Anti-biotech groups have also gone to the courts to halt the testing and commercialization of genetically engineered crops. In October, a technical committee appointed by India's Supreme Court recommended a 10-year blanket ban on field trials of genetically engineered food crops. Scientists harshly criticized this recommendation, noting that the committee ignored copious data on the safety of genetically engineered crops and their promise for Indian agriculture and food production. On Nov. 9, the Supreme Court declined to accept the recommendation, pending receipt of a more comprehensive report early next year.

Such meddling from New Delhi has hurt farmers' ability to feed Indians more cheaply and reliably. Its approach to oversight turns on its head a basic tenet of regulation–that the amount of oversight an activity receives should be commensurate with the level of risk it poses. In India, crops like Bt-brinjal are crafted using precise, modern laboratory methods that essentially refine, or extend, more primitive ways to perform genetic modification.

The precision involved actually makes the product safer, as it becomes possible to introduce pieces of DNA that contain only one or a few well-characterized genes. Yet they are subjected to extensive, expensive testing and monitoring regimes—and even proposed bans. Meanwhile, exempted entirely from regulation are new plants created using cruder, less predictable breeding techniques, such as "wide-cross" hybridization, in which large numbers of genes are moved between unrelated plants.

To fully grasp the folly of this approach, consider the man-made hybrid species Triticum agropyrotriticum, which arose from the combination of bread wheat and quackgrass. The old method of hybridization involved here transfers the entire genome of quackgrass haphazardly into wheat.

This new crop could, at least in theory, pose several types of problems because it takes an established plant variety, wheat, and introduces tens of thousands of foreign genes into it. Concerns include the potential for increased invasiveness of the plant and the possibility that quackgrass-derived proteins could be toxic or allergenic for some humans.

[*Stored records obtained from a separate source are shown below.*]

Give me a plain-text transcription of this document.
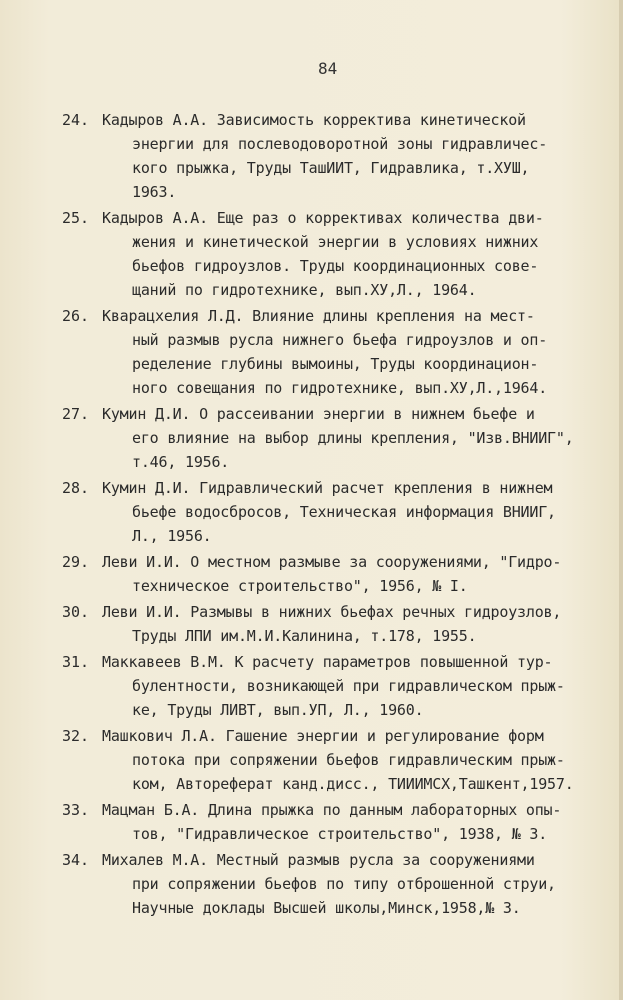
84
24. Кадыров А.А. Зависимость корректива кинетической
энергии для послеводоворотной зоны гидравличес-
кого прыжка, Труды ТашИИТ, Гидравлика, т.ХУШ,
1963.
25. Кадыров А.А. Еще раз о коррективах количества дви-
жения и кинетической энергии в условиях нижних
бьефов гидроузлов. Труды координационных сове-
щаний по гидротехнике, вып.ХУ,Л., 1964.
26. Кварацхелия Л.Д. Влияние длины крепления на мест-
ный размыв русла нижнего бьефа гидроузлов и оп-
ределение глубины вымоины, Труды координацион-
ного совещания по гидротехнике, вып.ХУ,Л.,1964.
27. Кумин Д.И. О рассеивании энергии в нижнем бьефе и
его влияние на выбор длины крепления, "Изв.ВНИИГ",
т.46, 1956.
28. Кумин Д.И. Гидравлический расчет крепления в нижнем
бьефе водосбросов, Техническая информация ВНИИГ,
Л., 1956.
29. Леви И.И. О местном размыве за сооружениями, "Гидро-
техническое строительство", 1956, № I.
30. Леви И.И. Размывы в нижних бьефах речных гидроузлов,
Труды ЛПИ им.М.И.Калинина, т.178, 1955.
31. Маккавеев В.М. К расчету параметров повышенной тур-
булентности, возникающей при гидравлическом прыж-
ке, Труды ЛИВТ, вып.УП, Л., 1960.
32. Машкович Л.А. Гашение энергии и регулирование форм
потока при сопряжении бьефов гидравлическим прыж-
ком, Автореферат канд.дисс., ТИИИМСХ,Ташкент,1957.
33. Мацман Б.А. Длина прыжка по данным лабораторных опы-
тов, "Гидравлическое строительство", 1938, № 3.
34. Михалев М.А. Местный размыв русла за сооружениями
при сопряжении бьефов по типу отброшенной струи,
Научные доклады Высшей школы,Минск,1958,№ 3.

But neither Indian regulators nor activists have evinced any concern about these possibilities. Plant varieties like T. agropyrotriticum, which harbor "transgenes" and are "genetically modified" according to any reasonable definition, are subject to no review before entering the food chain. In contrast, if a single gene from quackgrass (or any other organism) were introduced into wheat using modern genetic engineering techniques, the resulting variety would be subject to hugely expensive—and increasingly biased and politicized—regulation.

Such discrimination has several root causes. They include the political influence of environmental activists and a deep-seated distrust of industry. But this flies in the face of existing scientific consensus, if activists and bureaucrats ever bothered about that. Perhaps reason will win out in the face of such absurdities, and officials will come to their senses. Until then, the irony of India's fear and ignorance driven approach to genetic engineering is that the only Frankenstein's monster it has spawned is bureaucracy run amok.

Mr. Miller, a physician and molecular biologist, is the Robert Wesson fellow in scientific philosophy and public policy at Stanford University's Hoover Institution. He was the founding director of the FDA's Office of Biotechnology.